For purists, there is only one pesto, born in the mid-19th century in Genoa, the capital city of Italy's Liguria region. That version stars the clear, sweet flavor of basil, with supporting roles from Parmigiano-Reggiano, Pecorino Sardo, pine nuts, raw garlic and olive oil, mashed together with a mortar and pestle.
But for chef Michael Fiorelli, hewing too literally to this approach would mean missing a larger point about Italian food. To him, the soul of the cuisine does not reside in a checklist of customary ingredients and traditional practices—it’s in the inspired use of items that are already within reach, whatever those may be. “I think all cultures somehow go back to that,” he remarks. In Italian cuisine, this is often referred to as cucina povera, literally “poor kitchen,” which has come to connote a mixture of frugality and creativity.
Fiorelli hit upon a pesto recipe for the ages at his Wine Spectator Award of Excellence–winning restaurant Love & Salt in Manhattan Beach, Calif. Hoping to cut down on food waste, Fiorelli added arugula—including the bruised, yellow and not perfectly green specimens—to his pesto alongside basil. Pine nuts, the iconic nut of pesto, were jettisoned for cashews. “I like the richness, almost luxuriousness, of the cashew,” he says. And why use raw garlic? “I’m not a fan of that big punch of garlic where everything else just goes away and the garlic lingers,” he confesses. So he roasted it, mellowing its edge. “Texturally, the roasted garlic changes the whole thing. It rounds it out, softens it.”
He even excised the hallowed mortar and pestle. “I make mine in the food processor,” he admits. “I know that’s sacrilege. But I like the texture that a food processor gives you. It’s smooth. You can’t get that from a mortar and pestle.”
Of course, the technology also means faster preparation: In short order, you’re enjoying fresh pesto clinging to earthy, toothsome whole-wheat fettuccine.
“You take a bite of the pesto and you’re like, ‘What is that I’m tasting?’” Fiorelli says. Thanks to the arugula and red pepper flakes, it’s more savory and spicy than a traditional Genovese pesto, yet the texture is silkier and there’s a sweetness to the finish due to the rich cashews and roasted garlic. “It’s kind of like when you sip a glass of wine,” he describes: The more you know, the more you notice.

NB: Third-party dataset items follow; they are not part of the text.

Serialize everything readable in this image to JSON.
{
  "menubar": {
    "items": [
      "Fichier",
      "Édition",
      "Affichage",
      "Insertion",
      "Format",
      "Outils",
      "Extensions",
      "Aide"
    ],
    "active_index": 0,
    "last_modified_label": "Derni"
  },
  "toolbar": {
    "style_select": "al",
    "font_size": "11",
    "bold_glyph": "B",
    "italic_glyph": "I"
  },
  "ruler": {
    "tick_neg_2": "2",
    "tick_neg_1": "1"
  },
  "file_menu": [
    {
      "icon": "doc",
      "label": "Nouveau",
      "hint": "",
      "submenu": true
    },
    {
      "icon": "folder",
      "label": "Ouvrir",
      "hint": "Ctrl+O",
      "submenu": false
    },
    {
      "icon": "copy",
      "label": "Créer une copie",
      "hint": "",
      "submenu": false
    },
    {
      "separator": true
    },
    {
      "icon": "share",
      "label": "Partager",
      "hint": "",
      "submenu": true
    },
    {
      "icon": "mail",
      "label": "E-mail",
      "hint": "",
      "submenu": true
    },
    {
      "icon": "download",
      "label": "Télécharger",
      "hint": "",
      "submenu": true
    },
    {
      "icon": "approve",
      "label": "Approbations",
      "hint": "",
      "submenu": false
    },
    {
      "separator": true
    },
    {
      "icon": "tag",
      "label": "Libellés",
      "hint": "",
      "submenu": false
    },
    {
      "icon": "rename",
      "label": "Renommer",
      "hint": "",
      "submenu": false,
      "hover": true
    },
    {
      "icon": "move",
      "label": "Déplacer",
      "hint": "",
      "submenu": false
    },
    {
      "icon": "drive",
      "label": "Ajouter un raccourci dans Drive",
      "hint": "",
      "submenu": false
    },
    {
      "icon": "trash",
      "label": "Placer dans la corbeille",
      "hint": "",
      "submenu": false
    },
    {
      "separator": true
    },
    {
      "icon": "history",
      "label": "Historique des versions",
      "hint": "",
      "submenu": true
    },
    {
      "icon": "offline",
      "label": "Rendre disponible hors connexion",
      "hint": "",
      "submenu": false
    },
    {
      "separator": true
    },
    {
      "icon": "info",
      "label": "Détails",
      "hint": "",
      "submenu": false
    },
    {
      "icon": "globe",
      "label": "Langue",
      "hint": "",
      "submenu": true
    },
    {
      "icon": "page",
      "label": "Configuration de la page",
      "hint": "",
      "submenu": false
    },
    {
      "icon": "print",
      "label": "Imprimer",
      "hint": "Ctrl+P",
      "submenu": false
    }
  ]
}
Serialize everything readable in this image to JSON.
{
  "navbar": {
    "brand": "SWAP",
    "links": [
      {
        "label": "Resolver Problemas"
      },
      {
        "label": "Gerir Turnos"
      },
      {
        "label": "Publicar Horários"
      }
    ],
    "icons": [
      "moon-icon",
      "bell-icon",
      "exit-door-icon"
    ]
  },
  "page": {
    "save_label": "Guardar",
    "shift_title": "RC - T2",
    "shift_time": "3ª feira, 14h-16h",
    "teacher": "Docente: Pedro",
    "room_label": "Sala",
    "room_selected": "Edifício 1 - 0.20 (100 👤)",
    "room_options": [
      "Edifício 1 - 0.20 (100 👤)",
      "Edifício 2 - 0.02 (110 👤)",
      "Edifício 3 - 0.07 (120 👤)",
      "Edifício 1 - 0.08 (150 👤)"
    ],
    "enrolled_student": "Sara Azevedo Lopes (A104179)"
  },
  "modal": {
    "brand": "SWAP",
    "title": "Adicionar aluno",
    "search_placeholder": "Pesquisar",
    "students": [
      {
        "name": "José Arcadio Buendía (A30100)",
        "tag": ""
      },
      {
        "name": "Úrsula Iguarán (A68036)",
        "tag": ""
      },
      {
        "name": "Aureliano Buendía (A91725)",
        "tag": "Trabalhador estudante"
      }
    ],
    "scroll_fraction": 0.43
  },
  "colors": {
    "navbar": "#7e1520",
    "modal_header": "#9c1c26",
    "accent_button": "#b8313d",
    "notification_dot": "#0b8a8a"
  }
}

For more tips on how to approach pairing this dish with wine, recommended bottlings and notes on chef Michael Fiorelli’s inspiration, read the companion article, "A Perfect Match: Pesto Fettuccine With Grechetto," in the Sept. 30, 2018, issue, via our online archives or by ordering a digital edition (Zinio or Google Play) or a back issue of the print magazine. For even more wine pairing options, WineSpectator.com members can find other recently rated Grechettos, other Italian whites and Wine Spectator's alternate suggestion, Sauvignon Blancs, in our Wine Ratings Search.
1. Preheat oven to 400° F. Peel off the papery outer layers of the garlic, leaving the head intact. Trim about 1/4 inch off the top to expose the tops of the cloves, drizzle with salt and olive oil and wrap in foil. Bake until a paring knife inserted into a center clove meets no resistance, about 40 minutes. Remove from oven, let cool slightly, and pop each clove out of the skin. Measure out 1/4 cup roasted garlic cloves; if there are extra, reserve for another use.
2. In the bowl of a food processor, combine the arugula, basil, cashews, garlic, Parmigiano-Reggiano, salt, black pepper and red pepper, and blend until everything comes together. Slowly stream in the olive oil to create an emulsion. Add a little more oil if needed to combine.
3. Bring a large pot of salted water to a boil. Add the fettuccine and cook for 1 minute less than the package instructs, so you can finish cooking it in the pesto.
4. While the pasta is cooking, gently heat the pesto in a large pan on low, stirring often to prevent cooking or burning, until heated through, about 5 minutes. When the pasta is 1 minute from the box’s stated cook time, reserve 1 cup pasta water in a small bowl, and drain the pasta. Add the pasta to the pesto to finish cooking. Toss vigorously with tongs or a spoon to fully coat. If the pesto seems thick, add a bit of the reserved pasta water to thin it out. Taste for seasoning. Distribute the pasta evenly (4 ounces each) among 4 small plates, and grate the ricotta salata generously on top. Serves 4 as a first course.